What we’re going to get if we don’t get a coordinated organised round of debt writedowns is a total meltdown of the banking system. Let’s say they don’t write anything down anywhere and for the sake of argument Ireland goes bust first (according to ex-central banker and current Citibank* chief economist Willem Buiter Ireland, Spain and Portugal are already insolvent) That means massive losses for Ireland’s creditors, who are banks backed by other sovereigns (like Germany). Those losses tip other countries into insolvency and you get a domino effect, a massive global credit event with no country safe from the effects. And that’s what we’re heading towards. The only way to avoid this is a massive organised debt writedown programme. What we’ll probably get in the meantime is the ECB and other buying massive quantities of Irish/PIIGS etc. eurodebt so that their bond yields don’t go out of control. But this just kicks the can down the road. The debt remains even if backed by the ECB and the planned way of reducing the debt (wage deflation, making individual countries more competitive) just increase the debt load as the nominal debt remains the same.
The only way out of this is for either or both of the insolvent banks/governments’ creditors to take a haircut, with the ECB buying shedloads of bonds until they can get something worked out. Or maybe the euro nations form a debt union and deal with it that way but how the hell do you get that passed by each euro parliament? Germany’s politicians would be lynched by the public if they ever tried it.
*He’s from Citibank so he knows a thing or two about being insolvent.
Creditors would refuse to lend, or only at much higher interest rates, to nations they deem insecure investment objects. Which is exactly what we want. Banks should not make a fine profit from lending money to fiscally hopelessly irresponsible nations in the secure belief that other more frugal nations will bail them out if they get into trouble. The banks should price into their loans the true insecurity of lending to any individual, company or nation and take their losses from bad business decisions if their loans turn sour. Just like any other business. Nations unable to secure loans would then go bankrupt and/or be forced to live within their means. Which is also what we want. Other more financially prudent nations would still be able to secure loans if they want. Maybe even at a lower interest rates as the money has to go somewhere.

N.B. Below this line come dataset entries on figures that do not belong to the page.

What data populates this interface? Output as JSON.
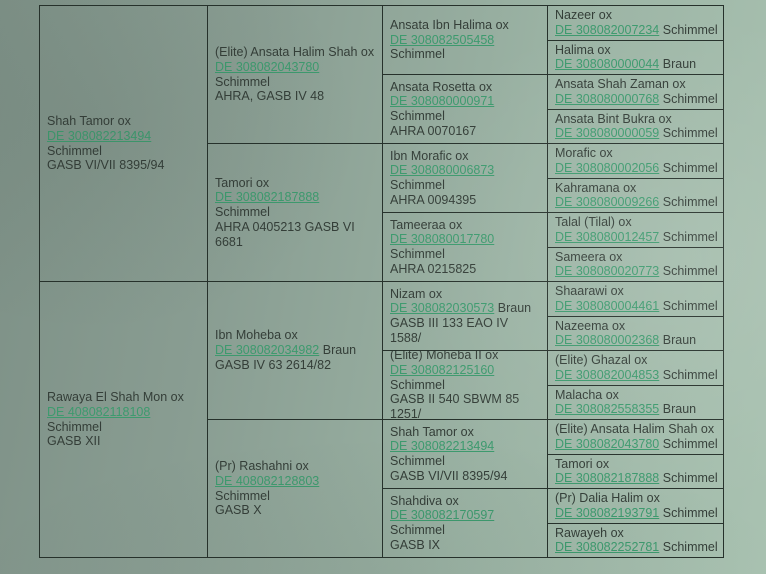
{
  "theme": {
    "background_color": "#8fa397",
    "border_color": "#26312b",
    "text_color": "#343e38",
    "link_color": "#3d9a6e"
  },
  "pedigree": {
    "gen1": [
      {
        "name": "Shah Tamor ox",
        "reg": "DE 308082213494",
        "coat": "Schimmel",
        "extra": "GASB VI/VII 8395/94"
      },
      {
        "name": "Rawaya El Shah Mon ox",
        "reg": "DE 408082118108",
        "coat": "Schimmel",
        "extra": "GASB XII"
      }
    ],
    "gen2": [
      {
        "name": "(Elite) Ansata Halim Shah ox",
        "reg": "DE 308082043780",
        "coat": "Schimmel",
        "extra": "AHRA, GASB IV 48"
      },
      {
        "name": "Tamori ox",
        "reg": "DE 308082187888",
        "coat": "Schimmel",
        "extra": "AHRA 0405213 GASB VI 6681"
      },
      {
        "name": "Ibn Moheba ox",
        "reg": "DE 308082034982",
        "coat": "Braun",
        "extra": "GASB IV 63 2614/82"
      },
      {
        "name": "(Pr) Rashahni ox",
        "reg": "DE 408082128803",
        "coat": "Schimmel",
        "extra": "GASB X"
      }
    ],
    "gen3": [
      {
        "name": "Ansata Ibn Halima ox",
        "reg": "DE 308082505458",
        "coat": "Schimmel"
      },
      {
        "name": "Ansata Rosetta ox",
        "reg": "DE 308080000971",
        "coat": "Schimmel",
        "extra": "AHRA 0070167"
      },
      {
        "name": "Ibn Morafic ox",
        "reg": "DE 308080006873",
        "coat": "Schimmel",
        "extra": "AHRA 0094395"
      },
      {
        "name": "Tameeraa ox",
        "reg": "DE 308080017780",
        "coat": "Schimmel",
        "extra": "AHRA 0215825"
      },
      {
        "name": "Nizam ox",
        "reg": "DE 308082030573",
        "coat": "Braun",
        "extra": "GASB III 133 EAO IV 1588/"
      },
      {
        "name": "(Elite) Moheba II ox",
        "reg": "DE 308082125160",
        "coat": "Schimmel",
        "extra": "GASB II 540 SBWM 85 1251/"
      },
      {
        "name": "Shah Tamor ox",
        "reg": "DE 308082213494",
        "coat": "Schimmel",
        "extra": "GASB VI/VII 8395/94"
      },
      {
        "name": "Shahdiva ox",
        "reg": "DE 308082170597",
        "coat": "Schimmel",
        "extra": "GASB IX"
      }
    ],
    "gen4": [
      {
        "name": "Nazeer ox",
        "reg": "DE 308082007234",
        "coat": "Schimmel"
      },
      {
        "name": "Halima ox",
        "reg": "DE 308080000044",
        "coat": "Braun"
      },
      {
        "name": "Ansata Shah Zaman ox",
        "reg": "DE 308080000768",
        "coat": "Schimmel"
      },
      {
        "name": "Ansata Bint Bukra ox",
        "reg": "DE 308080000059",
        "coat": "Schimmel"
      },
      {
        "name": "Morafic ox",
        "reg": "DE 308080002056",
        "coat": "Schimmel"
      },
      {
        "name": "Kahramana ox",
        "reg": "DE 308080009266",
        "coat": "Schimmel"
      },
      {
        "name": "Talal (Tilal) ox",
        "reg": "DE 308080012457",
        "coat": "Schimmel"
      },
      {
        "name": "Sameera ox",
        "reg": "DE 308080020773",
        "coat": "Schimmel"
      },
      {
        "name": "Shaarawi ox",
        "reg": "DE 308080004461",
        "coat": "Schimmel"
      },
      {
        "name": "Nazeema ox",
        "reg": "DE 308080002368",
        "coat": "Braun"
      },
      {
        "name": "(Elite) Ghazal ox",
        "reg": "DE 308082004853",
        "coat": "Schimmel"
      },
      {
        "name": "Malacha ox",
        "reg": "DE 308082558355",
        "coat": "Braun"
      },
      {
        "name": "(Elite) Ansata Halim Shah ox",
        "reg": "DE 308082043780",
        "coat": "Schimmel"
      },
      {
        "name": "Tamori ox",
        "reg": "DE 308082187888",
        "coat": "Schimmel"
      },
      {
        "name": "(Pr) Dalia Halim ox",
        "reg": "DE 308082193791",
        "coat": "Schimmel"
      },
      {
        "name": "Rawayeh ox",
        "reg": "DE 308082252781",
        "coat": "Schimmel"
      }
    ]
  }
}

Whoever came up with the idea that incompetently run banks that make stupid business decisions gets to pour their losses on to the unsuspecting citizens? That’s not how capitalism works. Those banks need to go bankrupt so other more competently run banks can grow up and become profitable instead.
Did you not read the last part of what I said? “Preferably after growth begins to reach the working class.” This has not been happening for the last 10 years.

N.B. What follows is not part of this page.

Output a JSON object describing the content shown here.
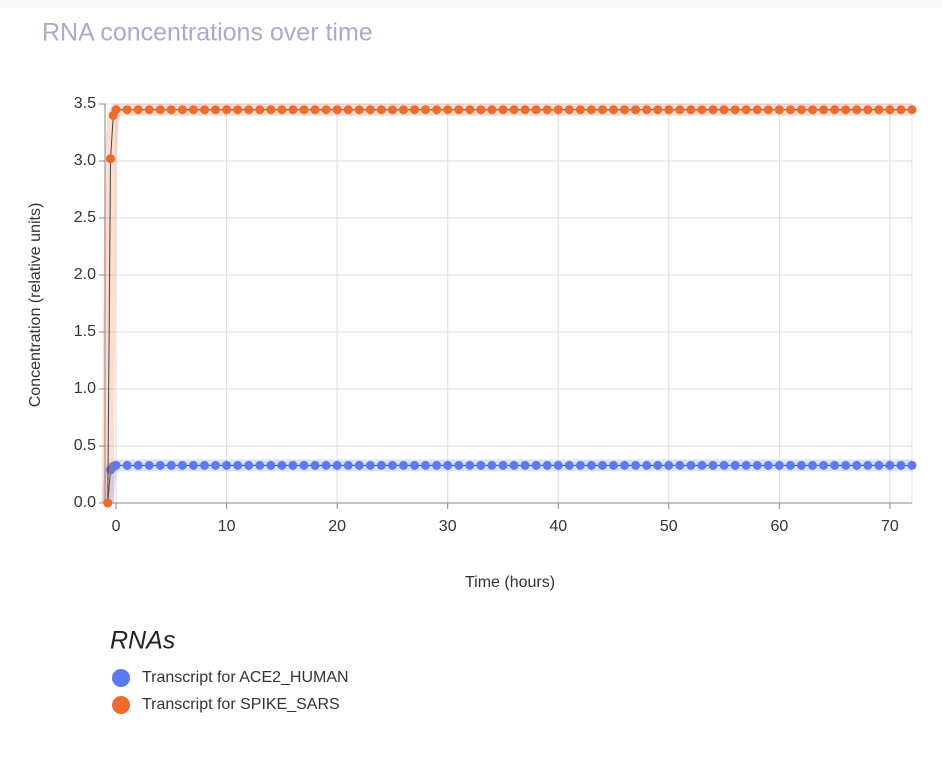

- “Preferably” means that you’re saying Keynesian Theory would nonetheless favor it even if it didn’t reach the working class. If that wasn’t what you meant, don’t say it.
- Keynes said cuts in countercyclical spending should be conditioned on growth in specific sectors of society? Cite, please.
Cause I’m, like, totally sure you’ve read Keynes and know.
I find myself in complete agreement with Rune. You’re from Denmark right? Any chance we can get you appointed as head of the ECB?